Lukas 12 Verse 13-21

Da kommt ein Mann zu Jesus. Welche Bitte hat er (Vers 13)? Hm, eigentlich ist es nicht Jesu Aufgabe, sich um Erbstreitigkeiten zu kümmern, oder? Wozu ist Jesus Christus auf die Erde gekommen? Dann erzählt er den Umherstehenden ein Gleichnis. (Das ist eine Geschichte, mit der er etwas erklären möchte – also ein Bild, ein Vergleich für etwas.) Lies es in den Versen 1620 nochmal nach. Was lief falsch bei dem Bauern? Es ist doch nicht schlimm, dass er eine gute Ernte hatte, die ihm viel Korn einbrachte, oder?
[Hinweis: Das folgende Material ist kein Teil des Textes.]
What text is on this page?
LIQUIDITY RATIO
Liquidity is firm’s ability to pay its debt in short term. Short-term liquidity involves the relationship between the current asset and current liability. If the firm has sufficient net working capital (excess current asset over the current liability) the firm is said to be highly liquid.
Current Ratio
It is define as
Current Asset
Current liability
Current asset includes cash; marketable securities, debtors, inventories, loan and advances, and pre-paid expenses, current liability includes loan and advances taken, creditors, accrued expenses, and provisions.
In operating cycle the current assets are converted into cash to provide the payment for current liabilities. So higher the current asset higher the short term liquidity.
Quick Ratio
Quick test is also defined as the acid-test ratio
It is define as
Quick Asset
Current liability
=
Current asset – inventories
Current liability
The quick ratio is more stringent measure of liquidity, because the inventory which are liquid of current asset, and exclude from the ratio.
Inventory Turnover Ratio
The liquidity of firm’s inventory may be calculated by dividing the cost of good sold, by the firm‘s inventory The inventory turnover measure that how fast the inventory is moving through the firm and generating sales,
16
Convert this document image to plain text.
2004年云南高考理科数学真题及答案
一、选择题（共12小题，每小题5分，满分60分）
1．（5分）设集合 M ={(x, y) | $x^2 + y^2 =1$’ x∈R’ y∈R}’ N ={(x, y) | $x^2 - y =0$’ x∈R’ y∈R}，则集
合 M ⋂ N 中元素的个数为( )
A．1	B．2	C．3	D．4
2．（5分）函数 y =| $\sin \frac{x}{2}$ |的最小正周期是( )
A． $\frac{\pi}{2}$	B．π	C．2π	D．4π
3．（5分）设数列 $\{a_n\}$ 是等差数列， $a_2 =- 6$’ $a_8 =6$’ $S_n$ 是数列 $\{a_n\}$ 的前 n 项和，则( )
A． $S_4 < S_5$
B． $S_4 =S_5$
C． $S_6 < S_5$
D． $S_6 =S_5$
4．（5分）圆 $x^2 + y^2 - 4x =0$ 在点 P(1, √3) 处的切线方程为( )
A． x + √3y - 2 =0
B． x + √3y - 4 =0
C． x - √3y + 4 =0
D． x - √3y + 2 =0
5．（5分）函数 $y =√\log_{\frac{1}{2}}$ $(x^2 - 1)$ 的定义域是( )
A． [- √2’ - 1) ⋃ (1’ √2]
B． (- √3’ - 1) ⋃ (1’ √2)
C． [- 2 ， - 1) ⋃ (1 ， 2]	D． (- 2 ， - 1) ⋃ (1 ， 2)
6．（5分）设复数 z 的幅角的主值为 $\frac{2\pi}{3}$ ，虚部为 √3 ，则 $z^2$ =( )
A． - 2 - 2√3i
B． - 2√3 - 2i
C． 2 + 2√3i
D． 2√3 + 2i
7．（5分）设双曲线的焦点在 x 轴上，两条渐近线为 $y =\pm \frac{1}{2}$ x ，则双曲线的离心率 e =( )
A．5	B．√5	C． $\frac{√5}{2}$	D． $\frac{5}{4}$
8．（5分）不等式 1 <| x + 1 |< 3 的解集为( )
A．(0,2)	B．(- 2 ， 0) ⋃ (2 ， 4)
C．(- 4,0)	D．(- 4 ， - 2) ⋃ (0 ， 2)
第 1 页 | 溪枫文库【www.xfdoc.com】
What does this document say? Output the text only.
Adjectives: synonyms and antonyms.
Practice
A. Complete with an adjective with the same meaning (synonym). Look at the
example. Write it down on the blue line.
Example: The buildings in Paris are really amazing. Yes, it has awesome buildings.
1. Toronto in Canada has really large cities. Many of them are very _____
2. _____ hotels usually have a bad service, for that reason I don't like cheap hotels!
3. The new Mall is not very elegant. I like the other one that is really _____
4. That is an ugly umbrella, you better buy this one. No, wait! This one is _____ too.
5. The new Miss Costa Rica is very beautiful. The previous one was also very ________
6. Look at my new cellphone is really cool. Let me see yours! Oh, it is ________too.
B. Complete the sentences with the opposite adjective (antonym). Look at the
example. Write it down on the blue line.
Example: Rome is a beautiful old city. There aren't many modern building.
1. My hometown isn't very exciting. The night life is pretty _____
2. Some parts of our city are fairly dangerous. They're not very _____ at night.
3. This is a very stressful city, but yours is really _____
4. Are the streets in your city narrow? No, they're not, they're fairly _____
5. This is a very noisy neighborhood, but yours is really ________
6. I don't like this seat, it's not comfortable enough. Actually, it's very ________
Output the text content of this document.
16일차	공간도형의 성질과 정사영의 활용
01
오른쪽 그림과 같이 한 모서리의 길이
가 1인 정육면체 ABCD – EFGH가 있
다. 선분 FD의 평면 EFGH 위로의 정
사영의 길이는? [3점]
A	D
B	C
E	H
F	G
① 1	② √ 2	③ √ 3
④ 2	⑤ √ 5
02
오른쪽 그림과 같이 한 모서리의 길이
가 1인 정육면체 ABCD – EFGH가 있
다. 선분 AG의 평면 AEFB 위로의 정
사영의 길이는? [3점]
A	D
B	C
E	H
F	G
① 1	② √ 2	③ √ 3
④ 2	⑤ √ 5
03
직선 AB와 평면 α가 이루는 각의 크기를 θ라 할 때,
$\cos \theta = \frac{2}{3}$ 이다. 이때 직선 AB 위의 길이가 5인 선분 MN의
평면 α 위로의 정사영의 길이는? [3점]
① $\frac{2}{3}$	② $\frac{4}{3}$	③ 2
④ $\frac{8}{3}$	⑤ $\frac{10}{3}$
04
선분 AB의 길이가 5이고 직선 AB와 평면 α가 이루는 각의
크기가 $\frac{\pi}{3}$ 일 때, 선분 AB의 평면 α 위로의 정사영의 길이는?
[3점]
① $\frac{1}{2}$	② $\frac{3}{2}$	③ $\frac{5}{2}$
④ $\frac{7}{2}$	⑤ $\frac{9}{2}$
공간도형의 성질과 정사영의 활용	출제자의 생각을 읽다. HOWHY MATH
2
Nein! Schade nur, dass er die ganze Nacht grübelte, was er damit machen könnte. Leider kam er nicht drauf, zum Beispiel den armen Leuten etwas von seinem Reichtum abzugeben. Er wollte es lieber für sich haben und sich ein schönes Leben machen. Sein Reichtum gab ihm Sicherheit. Sein Ende kommt in Vers 20. So geht es jedem, der nur auf seinen Gewinn aus ist. Merke: Wie ist das bei Dir? Wie gehst Du mit Deinem „Reichtum“ (zum Beispiel Deinem Geld) um? Was kannst Du damit Gutes anstellen? Bitte Gott darum, dass er es Dir zeigt!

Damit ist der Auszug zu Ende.